The cast included three principal guards, who were tough-minded, tough-tongued, and had the most contact with the prisoners. They included Harris (Tanya Cummings), Jefferson (David McMahon), and Gregorio (David Gile). Also appearing as either prison guards or federal agents were Alexis Boucugnani, Cory Simmons, Filipe Gusmao, and Heather Eggleston (who also played Dr. Sherman).
The second act had eight scenes, with action that included a drug exchange, a shooting, and questioning by federal agents. Since the play will run another weekend at Players, and may be staged by other theatres in the futures, we will not reveal the ending.
The costumes by Amy Hancock consisted of brown tops and trousers for all the inmates.

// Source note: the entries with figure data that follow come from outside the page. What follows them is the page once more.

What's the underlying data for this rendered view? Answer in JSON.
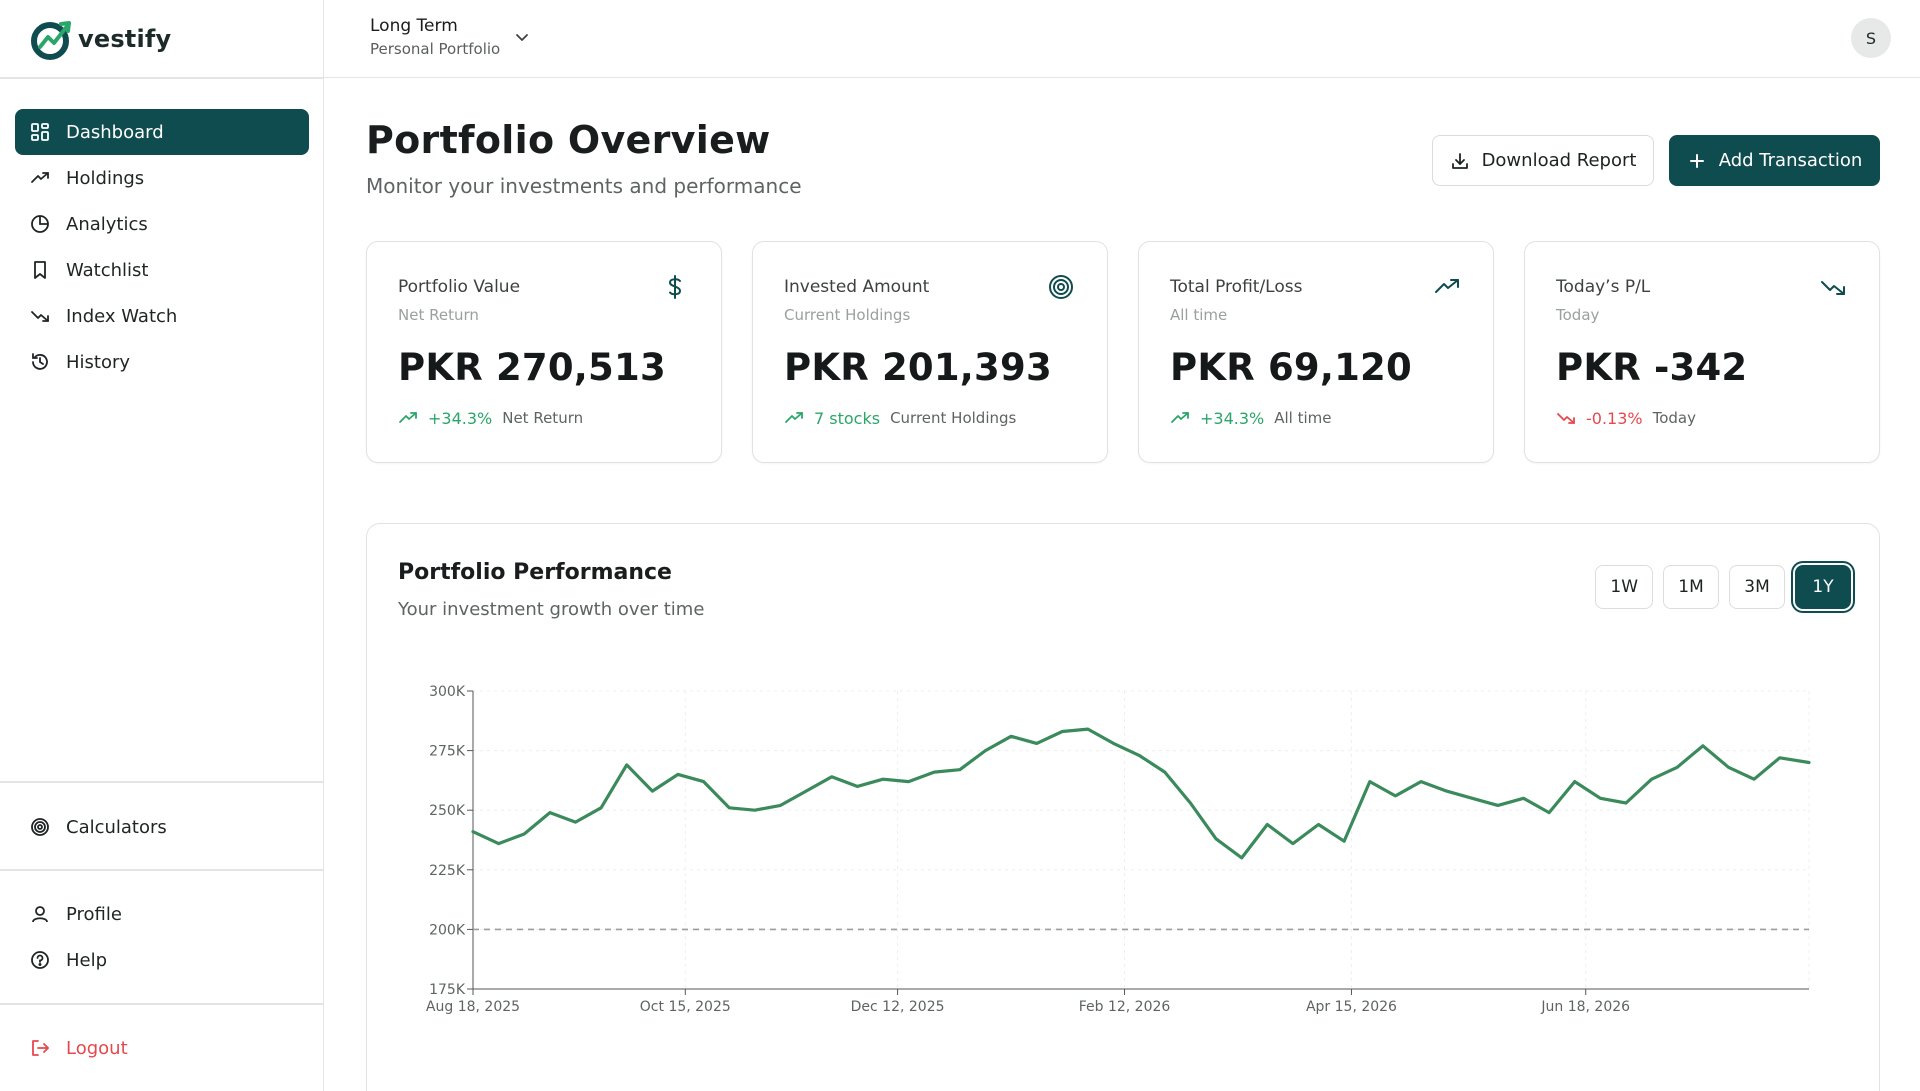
{
  "brand": {
    "name": "vestify"
  },
  "portfolio": {
    "name": "Long Term",
    "type": "Personal Portfolio"
  },
  "user": {
    "initial": "S"
  },
  "sidebar": {
    "main": [
      {
        "label": "Dashboard",
        "icon": "dashboard-icon",
        "active": true
      },
      {
        "label": "Holdings",
        "icon": "trending-up-icon"
      },
      {
        "label": "Analytics",
        "icon": "pie-chart-icon"
      },
      {
        "label": "Watchlist",
        "icon": "bookmark-icon"
      },
      {
        "label": "Index Watch",
        "icon": "trending-down-icon"
      },
      {
        "label": "History",
        "icon": "history-icon"
      }
    ],
    "tools": [
      {
        "label": "Calculators",
        "icon": "target-icon"
      }
    ],
    "account": [
      {
        "label": "Profile",
        "icon": "user-icon"
      },
      {
        "label": "Help",
        "icon": "help-icon"
      }
    ],
    "logout": {
      "label": "Logout",
      "icon": "logout-icon"
    }
  },
  "page": {
    "title": "Portfolio Overview",
    "subtitle": "Monitor your investments and performance",
    "download_label": "Download Report",
    "add_label": "Add Transaction"
  },
  "cards": [
    {
      "title": "Portfolio Value",
      "subtitle": "Net Return",
      "value": "PKR 270,513",
      "delta": "+34.3%",
      "delta_dir": "up",
      "note": "Net Return",
      "icon": "dollar-icon"
    },
    {
      "title": "Invested Amount",
      "subtitle": "Current Holdings",
      "value": "PKR 201,393",
      "delta": "7 stocks",
      "delta_dir": "up",
      "note": "Current Holdings",
      "icon": "target-icon"
    },
    {
      "title": "Total Profit/Loss",
      "subtitle": "All time",
      "value": "PKR 69,120",
      "delta": "+34.3%",
      "delta_dir": "up",
      "note": "All time",
      "icon": "trending-up-icon"
    },
    {
      "title": "Today’s P/L",
      "subtitle": "Today",
      "value": "PKR -342",
      "delta": "-0.13%",
      "delta_dir": "down",
      "note": "Today",
      "icon": "trending-down-icon"
    }
  ],
  "performance": {
    "title": "Portfolio Performance",
    "subtitle": "Your investment growth over time",
    "ranges": [
      "1W",
      "1M",
      "3M",
      "1Y"
    ],
    "active_range": "1Y"
  },
  "colors": {
    "primary": "#0f4c50",
    "line": "#3a8a5c",
    "up": "#2aa66a",
    "down": "#e5484d"
  },
  "chart_data": {
    "type": "line",
    "x_start": "2025-08-18",
    "x_end": "2026-08-18",
    "xticks": [
      "Aug 18, 2025",
      "Oct 15, 2025",
      "Dec 12, 2025",
      "Feb 12, 2026",
      "Apr 15, 2026",
      "Jun 18, 2026"
    ],
    "yticks": [
      "175K",
      "200K",
      "225K",
      "250K",
      "275K",
      "300K"
    ],
    "ylim": [
      175000,
      300000
    ],
    "reference_line": 200000,
    "grid": true,
    "series": [
      {
        "x": [
          "2025-08-18",
          "2025-08-25",
          "2025-09-01",
          "2025-09-08",
          "2025-09-15",
          "2025-09-22",
          "2025-09-29",
          "2025-10-06",
          "2025-10-13",
          "2025-10-20",
          "2025-10-27",
          "2025-11-03",
          "2025-11-10",
          "2025-11-17",
          "2025-11-24",
          "2025-12-01",
          "2025-12-08",
          "2025-12-15",
          "2025-12-22",
          "2025-12-29",
          "2026-01-05",
          "2026-01-12",
          "2026-01-19",
          "2026-01-26",
          "2026-02-02",
          "2026-02-09",
          "2026-02-16",
          "2026-02-23",
          "2026-03-02",
          "2026-03-09",
          "2026-03-16",
          "2026-03-23",
          "2026-03-30",
          "2026-04-06",
          "2026-04-13",
          "2026-04-20",
          "2026-04-27",
          "2026-05-04",
          "2026-05-11",
          "2026-05-18",
          "2026-05-25",
          "2026-06-01",
          "2026-06-08",
          "2026-06-15",
          "2026-06-22",
          "2026-06-29",
          "2026-07-06",
          "2026-07-13",
          "2026-07-20",
          "2026-07-27",
          "2026-08-03",
          "2026-08-10",
          "2026-08-18"
        ],
        "values": [
          241000,
          236000,
          240000,
          249000,
          245000,
          251000,
          269000,
          258000,
          265000,
          262000,
          251000,
          250000,
          252000,
          258000,
          264000,
          260000,
          263000,
          262000,
          266000,
          267000,
          275000,
          281000,
          278000,
          283000,
          284000,
          278000,
          273000,
          266000,
          253000,
          238000,
          230000,
          244000,
          236000,
          244000,
          237000,
          262000,
          256000,
          262000,
          258000,
          255000,
          252000,
          255000,
          249000,
          262000,
          255000,
          253000,
          263000,
          268000,
          277000,
          268000,
          263000,
          272000,
          270000
        ]
      }
    ]
  }
}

The prison guards wore blue shirts and black pants with the appropriate holsters and guns, while the federal agents dressed in black.
Ashley Leake’s dance scenes as Rita’s daughter were choreographed by Abigail Hinson. Kayla Fender served as Stage Manager. Kyle Piety handled the audio recording aspects and made it possible for the audience to hear both ends of the phone calls. Hunter Steinke and Sarah Stansel were the stage hands.
“Sentences” leaves you emotionally winded but still engaged with the events. Drew Brown has a superb ear for dialogue in a show that moved us into a world beyond the familiar with characters who attack, spar, confess, regret, and reflect. Don’t miss it.